The perspective on the Taiwan Strait of Sato and his colleagues, which reflects the views of the Japanese political, business and academic mainstream, could have a strong influence the next Japanese prime minister for two reasons. First, solidarity and closer cooperation with Taiwan in the face of the difficulties of managing the relationship with China would be a popular policy for the new administration. Second, doing so would fit with the emerging Biden strategy in the Indo-Pacific and the approach to Beijing.
Washington is of course Tokyo’s most important ally. The Biden administration has been quick to signal its aim to strengthen its relationship with Taipei and support Taiwan’s efforts to expand its international space even as Beijing has sought to block them.

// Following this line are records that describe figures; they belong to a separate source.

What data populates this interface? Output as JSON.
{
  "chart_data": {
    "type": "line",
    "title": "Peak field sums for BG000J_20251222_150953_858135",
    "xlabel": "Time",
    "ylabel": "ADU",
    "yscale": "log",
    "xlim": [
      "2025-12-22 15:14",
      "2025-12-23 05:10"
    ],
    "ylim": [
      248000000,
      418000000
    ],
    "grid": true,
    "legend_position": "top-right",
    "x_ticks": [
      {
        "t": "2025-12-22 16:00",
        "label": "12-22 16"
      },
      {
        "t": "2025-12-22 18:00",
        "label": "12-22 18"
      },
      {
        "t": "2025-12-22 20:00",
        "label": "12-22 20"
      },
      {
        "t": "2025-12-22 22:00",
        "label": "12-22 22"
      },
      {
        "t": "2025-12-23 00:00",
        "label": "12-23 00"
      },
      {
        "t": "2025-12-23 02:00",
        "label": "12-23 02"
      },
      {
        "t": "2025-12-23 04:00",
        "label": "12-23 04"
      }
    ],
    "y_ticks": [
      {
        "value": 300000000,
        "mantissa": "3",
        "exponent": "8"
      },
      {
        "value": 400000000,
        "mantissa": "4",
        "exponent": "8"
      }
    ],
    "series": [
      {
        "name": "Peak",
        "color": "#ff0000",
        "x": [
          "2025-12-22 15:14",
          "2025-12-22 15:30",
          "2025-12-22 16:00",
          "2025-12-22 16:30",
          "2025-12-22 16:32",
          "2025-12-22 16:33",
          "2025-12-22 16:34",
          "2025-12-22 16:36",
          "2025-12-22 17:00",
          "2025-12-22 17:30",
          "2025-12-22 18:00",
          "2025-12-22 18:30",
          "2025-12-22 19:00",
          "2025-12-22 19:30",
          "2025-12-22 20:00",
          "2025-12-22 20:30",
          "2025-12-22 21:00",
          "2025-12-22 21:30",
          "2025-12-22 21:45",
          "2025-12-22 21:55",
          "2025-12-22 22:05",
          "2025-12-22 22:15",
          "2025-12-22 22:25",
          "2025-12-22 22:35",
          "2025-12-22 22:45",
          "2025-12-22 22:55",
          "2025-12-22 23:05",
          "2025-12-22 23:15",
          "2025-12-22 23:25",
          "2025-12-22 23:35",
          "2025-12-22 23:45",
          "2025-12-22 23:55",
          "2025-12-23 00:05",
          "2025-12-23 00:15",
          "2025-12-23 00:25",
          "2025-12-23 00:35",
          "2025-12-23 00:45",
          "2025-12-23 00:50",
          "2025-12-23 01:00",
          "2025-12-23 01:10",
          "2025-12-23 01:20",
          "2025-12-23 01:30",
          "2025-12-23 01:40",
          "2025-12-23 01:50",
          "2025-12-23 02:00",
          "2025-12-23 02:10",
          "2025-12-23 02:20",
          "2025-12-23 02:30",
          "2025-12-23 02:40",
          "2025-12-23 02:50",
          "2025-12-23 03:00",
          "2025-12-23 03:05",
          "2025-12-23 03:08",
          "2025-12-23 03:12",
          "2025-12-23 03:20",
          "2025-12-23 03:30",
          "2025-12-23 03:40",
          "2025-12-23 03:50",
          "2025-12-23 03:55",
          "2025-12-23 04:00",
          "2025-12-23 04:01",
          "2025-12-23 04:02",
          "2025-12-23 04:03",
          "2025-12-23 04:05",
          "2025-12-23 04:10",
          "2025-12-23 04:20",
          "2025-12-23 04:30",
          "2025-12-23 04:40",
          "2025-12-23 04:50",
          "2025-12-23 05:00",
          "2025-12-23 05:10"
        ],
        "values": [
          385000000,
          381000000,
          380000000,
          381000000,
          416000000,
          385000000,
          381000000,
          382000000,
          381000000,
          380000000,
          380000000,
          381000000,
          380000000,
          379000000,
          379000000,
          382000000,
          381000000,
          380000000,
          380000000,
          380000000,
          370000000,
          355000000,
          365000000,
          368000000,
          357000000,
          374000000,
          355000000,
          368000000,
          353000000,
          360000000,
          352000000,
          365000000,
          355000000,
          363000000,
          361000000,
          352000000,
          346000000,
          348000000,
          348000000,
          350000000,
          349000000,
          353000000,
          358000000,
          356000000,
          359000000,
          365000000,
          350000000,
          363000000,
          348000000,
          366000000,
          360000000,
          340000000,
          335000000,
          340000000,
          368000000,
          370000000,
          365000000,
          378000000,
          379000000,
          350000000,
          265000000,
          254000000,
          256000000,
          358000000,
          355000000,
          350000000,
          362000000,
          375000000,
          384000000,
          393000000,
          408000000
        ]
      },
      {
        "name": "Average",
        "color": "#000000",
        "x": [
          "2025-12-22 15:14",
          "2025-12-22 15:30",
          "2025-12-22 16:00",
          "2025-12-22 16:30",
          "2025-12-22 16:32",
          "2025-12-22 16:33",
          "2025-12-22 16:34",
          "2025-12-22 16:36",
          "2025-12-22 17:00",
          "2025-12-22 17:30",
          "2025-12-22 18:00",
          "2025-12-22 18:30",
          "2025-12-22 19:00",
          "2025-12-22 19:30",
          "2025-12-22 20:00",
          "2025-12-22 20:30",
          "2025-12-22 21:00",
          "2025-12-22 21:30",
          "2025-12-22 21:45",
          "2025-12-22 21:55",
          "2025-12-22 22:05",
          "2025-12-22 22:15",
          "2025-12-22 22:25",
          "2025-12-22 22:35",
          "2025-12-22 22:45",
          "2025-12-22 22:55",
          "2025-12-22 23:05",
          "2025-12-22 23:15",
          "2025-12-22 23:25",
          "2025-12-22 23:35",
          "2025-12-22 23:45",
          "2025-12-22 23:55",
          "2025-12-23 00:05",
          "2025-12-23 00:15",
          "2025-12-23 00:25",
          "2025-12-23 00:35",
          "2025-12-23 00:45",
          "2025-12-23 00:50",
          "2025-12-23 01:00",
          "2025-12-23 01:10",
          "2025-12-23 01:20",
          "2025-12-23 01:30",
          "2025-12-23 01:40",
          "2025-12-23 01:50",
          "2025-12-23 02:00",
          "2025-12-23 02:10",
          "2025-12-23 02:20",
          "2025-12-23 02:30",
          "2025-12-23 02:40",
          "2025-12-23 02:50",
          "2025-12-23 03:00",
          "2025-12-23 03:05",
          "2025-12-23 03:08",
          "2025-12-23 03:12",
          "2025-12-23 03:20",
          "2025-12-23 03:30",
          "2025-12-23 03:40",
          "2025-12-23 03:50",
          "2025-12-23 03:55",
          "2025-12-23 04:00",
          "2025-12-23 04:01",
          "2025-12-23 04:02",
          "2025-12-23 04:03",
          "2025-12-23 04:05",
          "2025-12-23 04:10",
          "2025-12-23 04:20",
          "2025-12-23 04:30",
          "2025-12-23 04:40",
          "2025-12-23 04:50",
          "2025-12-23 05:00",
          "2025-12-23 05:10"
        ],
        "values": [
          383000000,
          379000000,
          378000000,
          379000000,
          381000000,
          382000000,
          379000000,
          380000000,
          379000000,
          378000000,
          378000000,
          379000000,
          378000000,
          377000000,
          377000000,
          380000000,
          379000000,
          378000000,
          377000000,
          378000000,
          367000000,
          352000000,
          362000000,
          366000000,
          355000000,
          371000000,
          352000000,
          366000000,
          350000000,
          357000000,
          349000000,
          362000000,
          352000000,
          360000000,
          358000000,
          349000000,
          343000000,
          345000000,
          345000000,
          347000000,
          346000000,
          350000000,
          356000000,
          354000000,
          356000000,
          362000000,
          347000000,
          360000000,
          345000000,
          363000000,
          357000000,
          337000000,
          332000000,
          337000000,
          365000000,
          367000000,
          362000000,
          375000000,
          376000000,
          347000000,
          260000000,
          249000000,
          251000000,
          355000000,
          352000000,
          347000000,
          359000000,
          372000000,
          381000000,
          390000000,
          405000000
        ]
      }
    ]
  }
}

In April, the president sent to Taiwan an unofficial bipartisan delegation of retired senior officials – Richard Armitage, deputy secretary of state in the administration of George W Bush; James Steinberg, who held the same job when Barack Obama was president; and Christopher Dodd, who served as a senator from 1981 to 2011. “I can tell you one thing about President Biden’s administration,” Armitage told Tsai when they met her. “He has only one purpose in mind, and it’s not vexation. His purpose is only to support the continuation of this great democracy, which you all have built and which you are now leading.”
On NHK’s Sunday Debate program broadcast on September 5, Japanese Foreign Minister Motegi Toshimitsu pointed out that “the US’s priority has now shifted from the Middle East to the Indo-Pacific”. Tokyo would welcome this move and expect the US government to invest more in the region generally and in the security of the Taiwan Strait in particular. This change would affect Japan’s future discourse with China on their territorial dispute over the Senkaku Islands, or Diaoyu Islands, as they are called by the Chinese. “I do not deny that Japan is doing more and moving forward more than in previous times on Taiwan issues,” said a Japanese career diplomat engaged in Asia policy. “China may get angry and upset, but this is an unstoppable process.” In other words, no matter who succeeds Suga, deeper engagement with Taiwan is the “new normal” in Japanese foreign policy.